Nel febbraio scorso Latifa fece recapitare un video alla Bbc, contenente un drammatico appello: chiedeva aiuto, sosteneva di esser stata fatta rapire dal padre e denunciava di essere trattenuta come ostaggio perché le si contestavano comportamenti non in linea con la tradizione famigliare e religiosa.

Se Pegasus abbia contribuito o no al tracciamento di Latifa nel 2018, non è sicuro. La presenza di un numero nella lista non indica automaticamente che il telefono sia stato infettato o anche solo colpito da un tentato hackeraggio; secondo il Guardian, la lista – il cui contenuto verrà rivelato gradualmente – è comunque significativa perché indica “i potenziali bersagli dei clienti governativi della Nso”. Ma i dettagli della presenza nell’elenco dei numeri di telefono della principessa e dei suoi amici, coincidono sorprendentemente con la sua fuga e cattura.

E’ successo tutto in 4 giorni, scrive il Guardian, che insieme al Washington Post e ad altri giornali, hanno creato il consorzio Pegasus Project per coordinare le proprie indagini. Il 28 febbraio, la principessa era “al sicuro”  a bordo di Nostromo, uno yacht di 30 metri, in fuga dal padre e da Dubai, nelle acque dell’oceano Indiano.
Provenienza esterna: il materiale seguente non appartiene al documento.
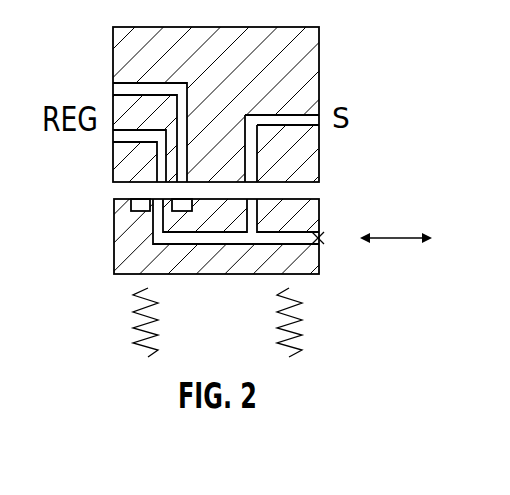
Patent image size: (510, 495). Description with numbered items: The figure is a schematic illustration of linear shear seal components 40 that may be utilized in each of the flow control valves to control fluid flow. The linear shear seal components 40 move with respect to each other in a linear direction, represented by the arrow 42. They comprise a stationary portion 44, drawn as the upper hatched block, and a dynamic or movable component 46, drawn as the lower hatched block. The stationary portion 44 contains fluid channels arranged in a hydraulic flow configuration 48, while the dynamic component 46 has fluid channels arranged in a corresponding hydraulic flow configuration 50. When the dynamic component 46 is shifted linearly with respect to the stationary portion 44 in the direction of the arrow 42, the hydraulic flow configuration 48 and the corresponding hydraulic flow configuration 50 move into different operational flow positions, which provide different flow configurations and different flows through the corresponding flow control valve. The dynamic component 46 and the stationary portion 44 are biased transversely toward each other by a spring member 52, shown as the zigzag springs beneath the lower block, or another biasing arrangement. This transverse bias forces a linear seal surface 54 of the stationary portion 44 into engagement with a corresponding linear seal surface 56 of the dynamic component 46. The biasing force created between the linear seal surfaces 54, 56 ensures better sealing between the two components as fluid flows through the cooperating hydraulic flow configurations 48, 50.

The linear shear seal components 40 is at (92, 202).
The arrow 42 is at (395, 239).
The stationary portion 44 is at (318, 44).
The dynamic component 46 is at (317, 265).
The hydraulic flow configuration 48 is at (308, 84).
The corresponding hydraulic flow configuration 50 is at (120, 248).
The spring member 52 is at (114, 327).
The linear seal surface 54 is at (310, 182).
The corresponding linear seal surface 56 is at (311, 196).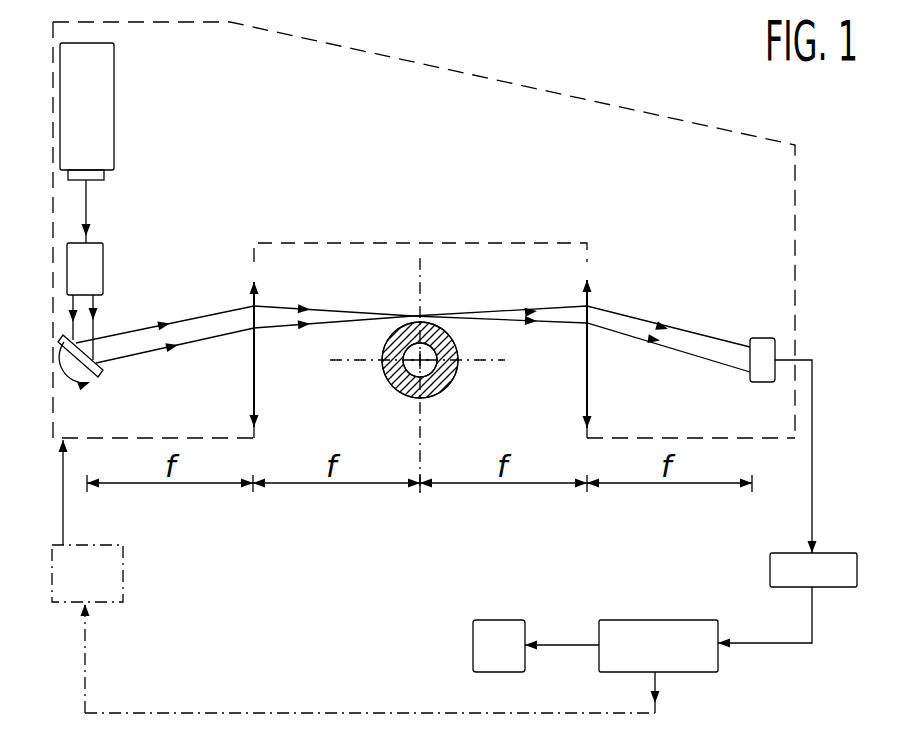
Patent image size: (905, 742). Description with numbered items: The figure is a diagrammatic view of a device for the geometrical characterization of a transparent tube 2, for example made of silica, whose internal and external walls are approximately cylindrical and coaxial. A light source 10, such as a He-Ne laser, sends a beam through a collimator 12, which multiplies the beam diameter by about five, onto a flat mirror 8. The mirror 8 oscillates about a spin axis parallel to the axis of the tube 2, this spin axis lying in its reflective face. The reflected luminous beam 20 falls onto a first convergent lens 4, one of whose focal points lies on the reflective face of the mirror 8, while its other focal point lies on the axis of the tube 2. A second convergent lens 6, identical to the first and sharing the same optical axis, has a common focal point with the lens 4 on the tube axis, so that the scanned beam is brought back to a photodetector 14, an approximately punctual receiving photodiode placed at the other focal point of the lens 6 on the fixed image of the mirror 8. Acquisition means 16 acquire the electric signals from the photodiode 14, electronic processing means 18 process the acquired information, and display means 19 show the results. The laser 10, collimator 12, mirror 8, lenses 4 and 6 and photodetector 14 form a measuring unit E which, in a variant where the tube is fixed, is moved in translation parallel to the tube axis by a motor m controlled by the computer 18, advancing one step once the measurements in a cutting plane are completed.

The transparent tube 2 is at (445, 378).
The first convergent lens 4 is at (256, 292).
The second convergent lens 6 is at (586, 288).
The flat mirror 8 is at (94, 378).
The light source 10 is at (108, 97).
The collimator 12 is at (100, 256).
The photodetector 14 is at (767, 342).
The acquisition means 16 is at (773, 578).
The electronic processing means 18 is at (616, 622).
The display means 19 is at (487, 622).
The luminous beam 20 is at (160, 348).
The measuring unit E is at (540, 85).
The motor m is at (100, 575).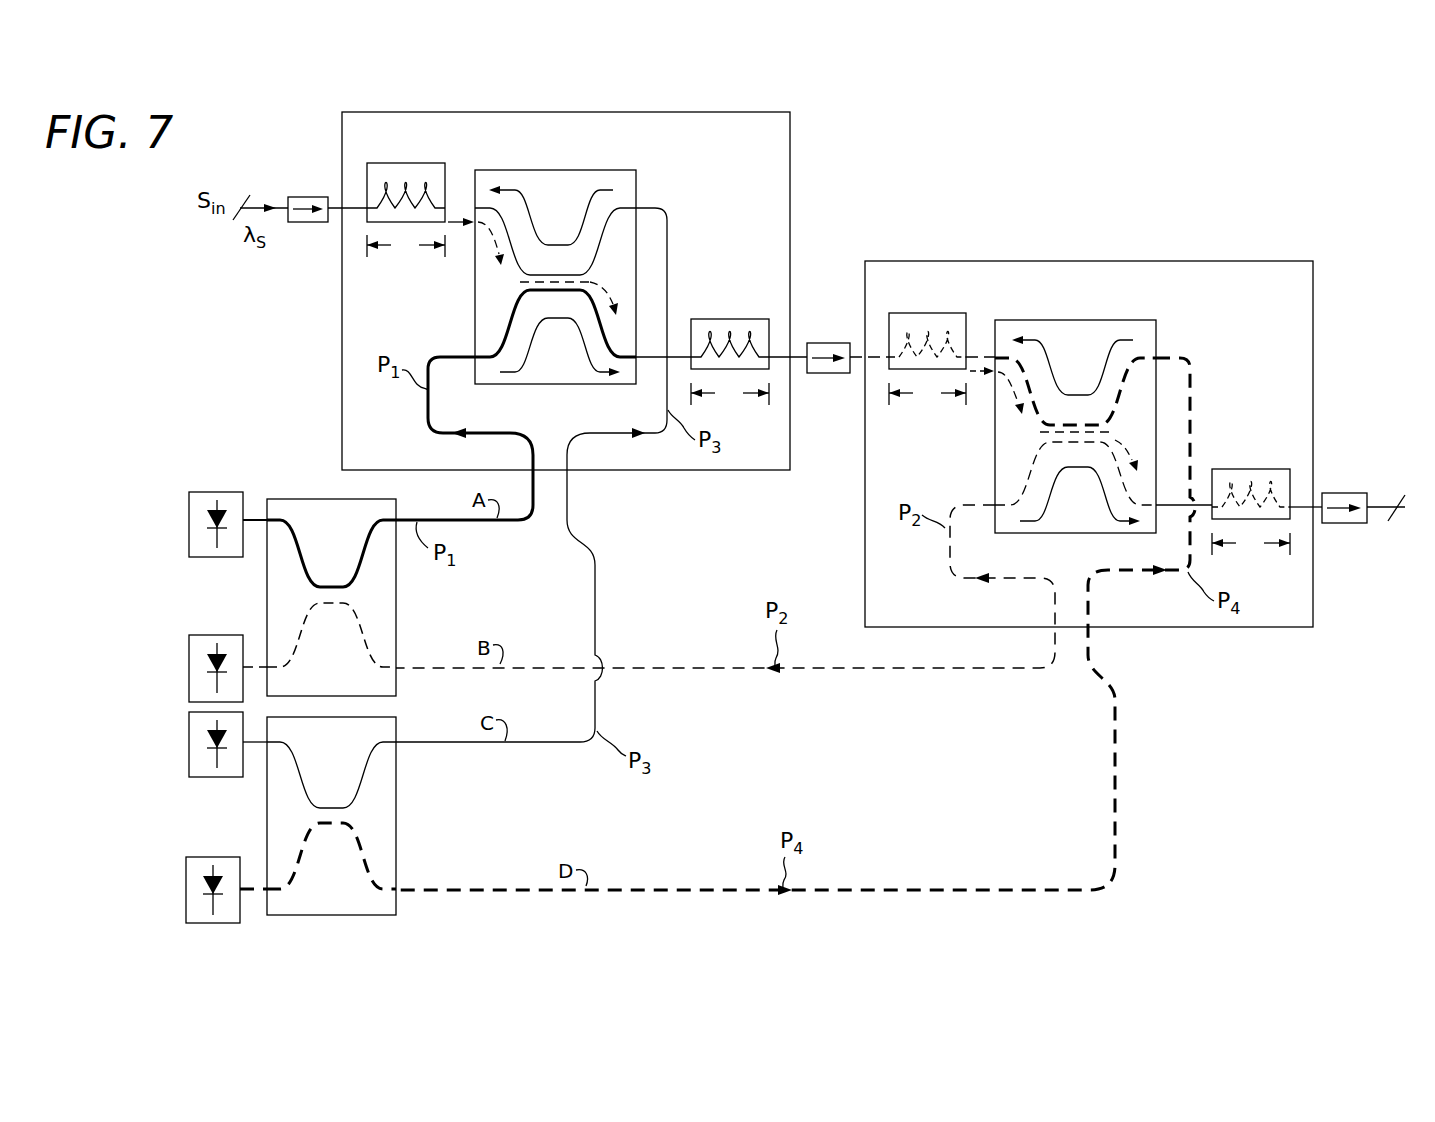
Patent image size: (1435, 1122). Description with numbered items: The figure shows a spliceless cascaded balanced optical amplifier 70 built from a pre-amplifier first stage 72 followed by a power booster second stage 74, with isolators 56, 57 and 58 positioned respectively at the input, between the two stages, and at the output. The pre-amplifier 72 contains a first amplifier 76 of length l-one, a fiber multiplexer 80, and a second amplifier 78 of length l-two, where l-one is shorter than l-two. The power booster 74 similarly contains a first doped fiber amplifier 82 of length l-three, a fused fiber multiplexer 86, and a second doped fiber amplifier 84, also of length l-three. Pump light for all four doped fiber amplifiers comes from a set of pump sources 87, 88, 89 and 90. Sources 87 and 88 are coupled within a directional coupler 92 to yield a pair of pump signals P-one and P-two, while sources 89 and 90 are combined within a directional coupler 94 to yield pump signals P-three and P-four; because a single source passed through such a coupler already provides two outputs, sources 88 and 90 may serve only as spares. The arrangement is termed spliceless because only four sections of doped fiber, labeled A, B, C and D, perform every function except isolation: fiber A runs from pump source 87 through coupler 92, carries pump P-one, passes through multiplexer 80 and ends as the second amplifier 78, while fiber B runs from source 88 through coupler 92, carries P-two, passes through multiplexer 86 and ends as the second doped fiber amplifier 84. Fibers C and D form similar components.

The isolator 56 is at (318, 197).
The isolator 57 is at (832, 342).
The isolator 58 is at (1348, 492).
The cascaded balanced optical amplifier 70 is at (211, 279).
The pre-amplifier first stage 72 is at (792, 145).
The power booster second stage 74 is at (1315, 300).
The first amplifier 76 is at (416, 162).
The second amplifier 78 is at (730, 318).
The fiber multiplexer 80 is at (474, 306).
The first doped fiber amplifier 82 is at (938, 312).
The second doped fiber amplifier 84 is at (1250, 468).
The fused fiber multiplexer 86 is at (994, 448).
The pump source 87 is at (230, 491).
The pump source 88 is at (232, 634).
The pump source 89 is at (233, 778).
The pump source 90 is at (232, 856).
The directional coupler 92 is at (296, 498).
The directional coupler 94 is at (397, 817).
Telefonini usa e getta, il sistema di tracciabilità a bordo disattivato. Nessuno li seguiva.

Quel giorno Pegasus ha registrato il numero degli amici di Latifa: gli stessi con cui si messaggiava dallo yacht. E ancora, l’1 e il 2 marzo: sempre lo stesso cellulare, quello dell’amica Sioned Taylor.

Il 1° marzo un’imbarcazione segue Nostromo. Subito dopo, compare anche un aereo da ricognizione. Il 4 marzo dopo le 22, a 30 miglia dalla costa indiana, un commando delle forze speciali indiane assalta lo yacht e riporta a casa Latifa insieme all’amica finlandese Tiina.

Dubai nega. Nso nega. Ma, due fonti del Pegasus Project, in anonimato, hanno riferito che la Nso ha rescisso il contratto con Dubai lo scorso anno anno perché il paese emiratino aveva utilizzato la tecnologia dell’azienda israeliana per monitorare i membri della famiglia dello sceicco Al Maktoum.